The Big Idea: Barbara Fredrickson on Love 2.0
On Valentine’s Day, UNC psychology professor Barbara Fredrickson, whose new book is Love 2.0: How Our Supreme Emotion Affects Everything We Feel, Think, Do, and Become, gives us the latest scientific view of love.
What’s your big idea?
Worldwide polls suggest that most people take love to be romantic, everlasting, and unconditional, confining it to that special relationship they have with the one person they call their soulmate—or would call their soulmate, if they ever met the “right” person. To me, this popular view of love suggests a worldwide collapse of imagination that poignantly limits the benefits that love might otherwise carry for us all. As an emotions scientist, working from the perspective of evolutionary psychology, I’ve come to a very different perspective on love, one that can require a radical shift.
Toby Talbot/AP
Suppose you could, for a moment, disregard all the love myths, love stories, and love songs lodged in your head, and drop down to your heart, and see love from that perspective. I’m not talking about some metaphorical heart, or the cartoon hearts we see everywhere this Valentine’s season, but your physical heart, beating away inside your chest. By listening to what your heart has to say, we can begin to appreciate love from a new angle. And suppose we go beyond your heart, into your bloodstream, and touch base with your white blood cells, the very front lines of your immune system. What does love look like from that perspective? This is my big idea: in Love 2.0, my aim has been to give voice to your body’s definition of love.
From your body’s perspective, love is, first and foremost, an emotion—a dynamic mind-body process that rolls through you for a few micromoments any time you connect with someone else over a shared positive feeling. We tend to think of emotions as private events, confined to one person’s mind and skin. Love knows no such boundaries, however. Evidence suggests that when you really “click” with someone else, a discernible yet momentary synchrony emerges between the two of you, as your gestures and biochemistries, even your respective neural firings, come to mirror one another in a pattern I call positivity resonance. Love, from your body’s perspective, is a biological wave of good feeling and mutual care that rolls through two or more brains and bodies at once. Your body needs these micromoments of positivity resonance just like it needs good food and physical activity. These micromoments, our research shows, nourish both you and the other person. The more of these micromoments you each have, the more each of you grows happier, healthier, and wiser.

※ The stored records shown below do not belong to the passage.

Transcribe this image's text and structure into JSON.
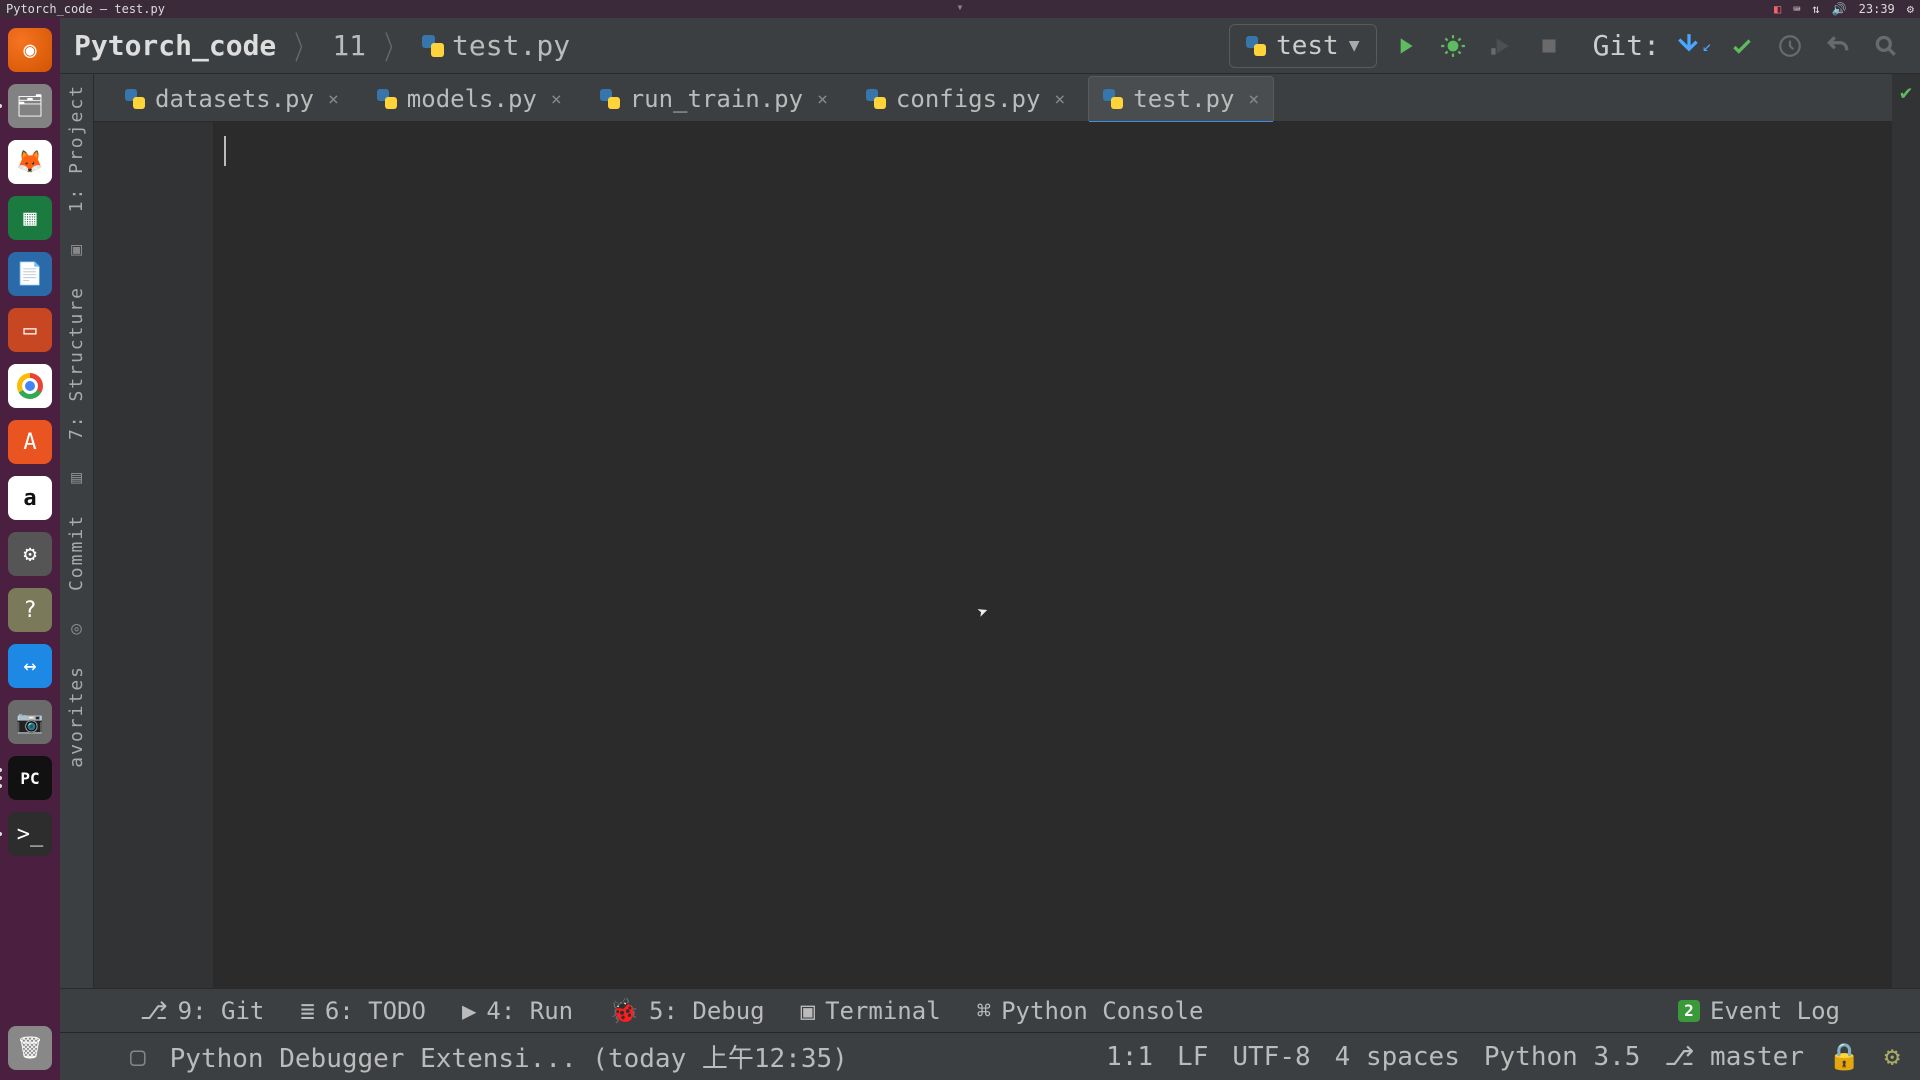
{
  "desktop": {
    "window_title": "Pytorch_code – test.py",
    "time": "23:39",
    "tray": {
      "keyrate_icon": "keyboard-icon",
      "mail_icon": "mail-icon",
      "net_icon": "network-icon",
      "vol_icon": "volume-icon",
      "power_icon": "power-icon"
    }
  },
  "toolbar": {
    "breadcrumbs": {
      "root": "Pytorch_code",
      "folder": "11",
      "file": "test.py"
    },
    "run_config": "test",
    "git_label": "Git:"
  },
  "tabs": [
    {
      "label": "datasets.py",
      "active": false
    },
    {
      "label": "models.py",
      "active": false
    },
    {
      "label": "run_train.py",
      "active": false
    },
    {
      "label": "configs.py",
      "active": false
    },
    {
      "label": "test.py",
      "active": true
    }
  ],
  "left_tools": {
    "project": "1: Project",
    "structure": "7: Structure",
    "commit": "Commit",
    "favorites": "avorites"
  },
  "bottom_tabs": {
    "git": "9: Git",
    "todo": "6: TODO",
    "run": "4: Run",
    "debug": "5: Debug",
    "terminal": "Terminal",
    "pycon": "Python Console",
    "eventlog": "Event Log",
    "event_badge": "2"
  },
  "status": {
    "msg": "Python Debugger Extensi... (today 上午12:35)",
    "pos": "1:1",
    "eol": "LF",
    "enc": "UTF-8",
    "indent": "4 spaces",
    "py": "Python 3.5",
    "branch": "master"
  }
}
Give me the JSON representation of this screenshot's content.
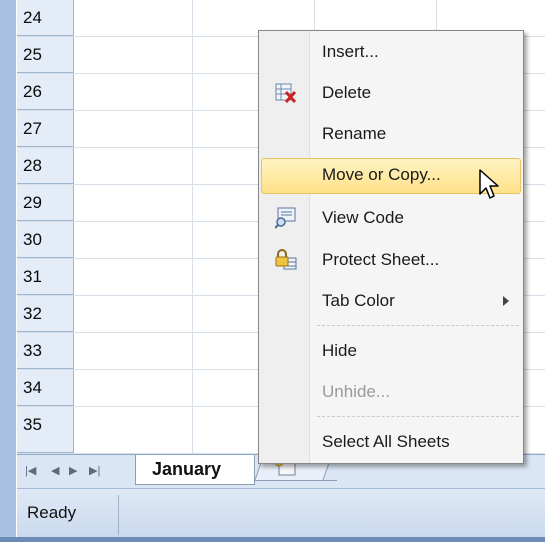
{
  "rows": [
    {
      "number": "24"
    },
    {
      "number": "25"
    },
    {
      "number": "26"
    },
    {
      "number": "27"
    },
    {
      "number": "28"
    },
    {
      "number": "29"
    },
    {
      "number": "30"
    },
    {
      "number": "31"
    },
    {
      "number": "32"
    },
    {
      "number": "33"
    },
    {
      "number": "34"
    },
    {
      "number": "35"
    }
  ],
  "sheet_tabs": {
    "active": "January"
  },
  "status": {
    "ready": "Ready"
  },
  "context_menu": {
    "items": [
      {
        "label": "Insert...",
        "icon": "",
        "enabled": true
      },
      {
        "label": "Delete",
        "icon": "delete-sheet-icon",
        "enabled": true
      },
      {
        "label": "Rename",
        "icon": "",
        "enabled": true
      },
      {
        "label": "Move or Copy...",
        "icon": "",
        "enabled": true,
        "highlighted": true
      },
      {
        "label": "View Code",
        "icon": "view-code-icon",
        "enabled": true
      },
      {
        "label": "Protect Sheet...",
        "icon": "protect-sheet-icon",
        "enabled": true
      },
      {
        "label": "Tab Color",
        "icon": "",
        "enabled": true,
        "submenu": true
      },
      {
        "label": "Hide",
        "icon": "",
        "enabled": true
      },
      {
        "label": "Unhide...",
        "icon": "",
        "enabled": false
      },
      {
        "label": "Select All Sheets",
        "icon": "",
        "enabled": true
      }
    ]
  },
  "colors": {
    "frame": "#a9c2e2",
    "row_header": "#e4ecf7",
    "menu_highlight": "#ffe188"
  }
}
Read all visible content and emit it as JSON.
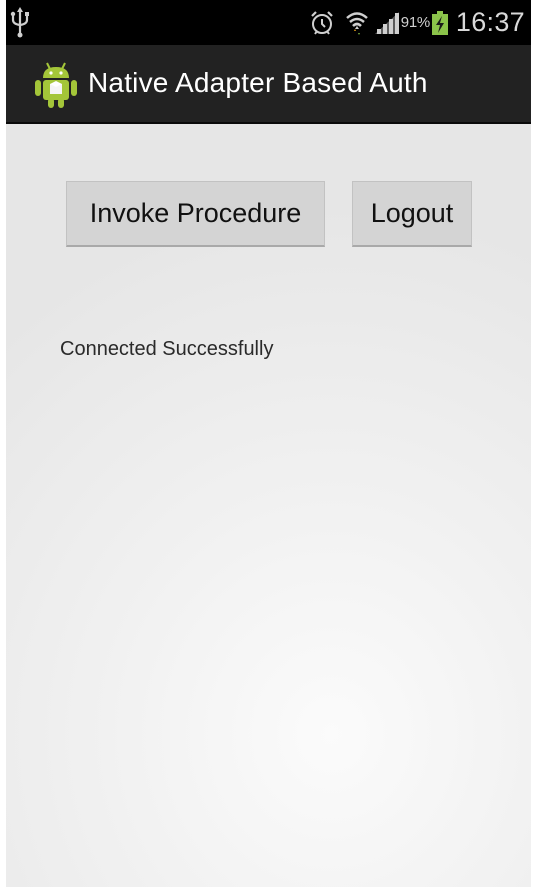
{
  "status_bar": {
    "battery_percent": "91%",
    "time": "16:37",
    "icons": [
      "usb-icon",
      "alarm-icon",
      "wifi-icon",
      "signal-icon",
      "battery-charging-icon"
    ]
  },
  "action_bar": {
    "title": "Native Adapter Based Auth",
    "icon": "android-app-icon"
  },
  "main": {
    "invoke_button_label": "Invoke Procedure",
    "logout_button_label": "Logout",
    "status_message": "Connected Successfully"
  },
  "colors": {
    "status_bar": "#000000",
    "action_bar": "#222222",
    "button_bg": "#d4d4d4",
    "android_green": "#a4c639"
  }
}
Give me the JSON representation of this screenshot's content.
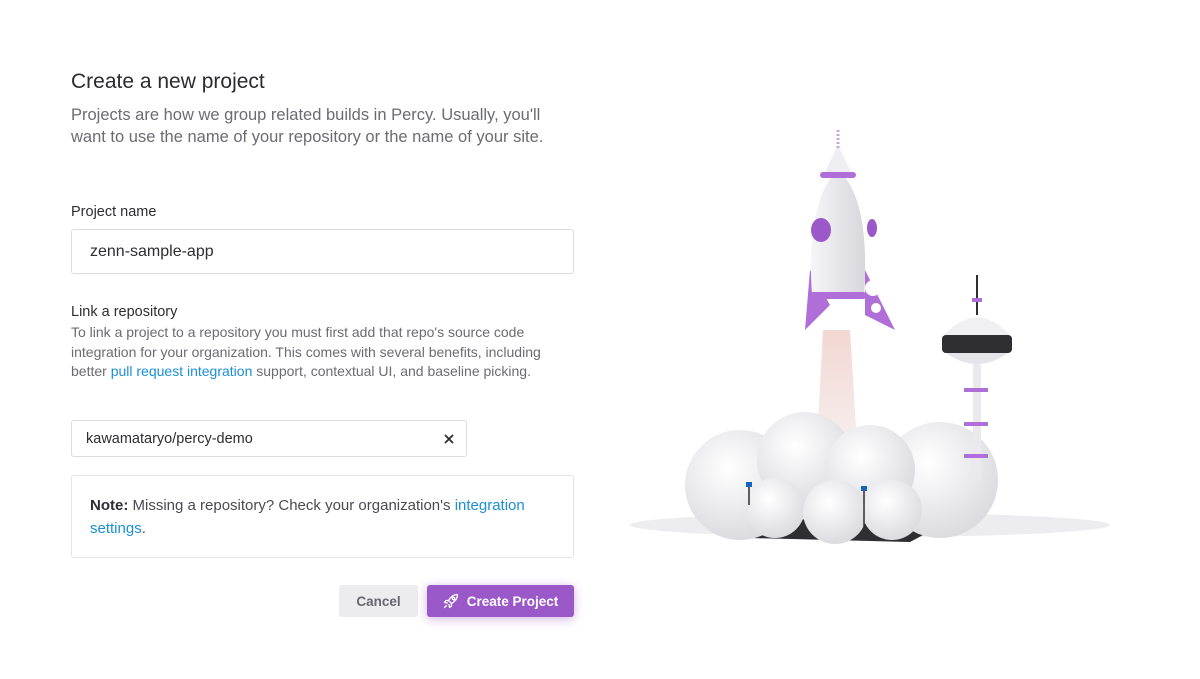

Although it may seem surprising that an experience that lasts just a micromoment can have any lasting effect on your health and longevity, we’ve learned that there is a positive feedback loop at work here.
How do you measure love?
As for all emotions, it’s best to converge on the concept of love by using many different types of measures. Chief among these are people’s daily reports of the degree to which they feel close and “in tune” with the people with whom they interact each day. We also measure behavioral synchrony, both through people’s own reports of it, and by painstakingly coding people’s nonverbal behaviors from videos taken while they are interacting. Perhaps most significantly, however, we measure how these experiences of connection and synchrony relate to biological markers of health, like cardiac vagal tone, blood pressure, oxytocin, and changes in gene expression within the immune system.
“Love 2.0: How Our Supreme Emotion Affects Everything We Feel, Think, Do, and Become.”
What does the latest in neuroscience and evolutionary psychology tell us about what love is and how it is manifested in biology and chemistry?
Our latest evidence tells us that micromoments of positivity resonance fortify the connection between your brain and your heart, making you healthier day by day. Decades of research has shown that people who are more socially connected live longer and healthier lives. Yet precisely how social ties get under the skin to affect health has been one of the great mysteries of science. My research team recently discovered that when we randomly assign one group of people to learn new ways to create more micromoments of love in daily life, we lastingly improve the functioning of the vagus nerve, a key conduit that connects your brain to your heart. This discovery opens a new window onto how micromoments of love serve as nutrients for your health. Although it may seem surprising that an experience that lasts just a micromoment can have any lasting effect on your health and longevity, we’ve learned that there is a positive feedback loop at work here, an upward spiral between your social and your physical well-being. That is, love not only makes you healthier, but being healthier also builds your capacity for love.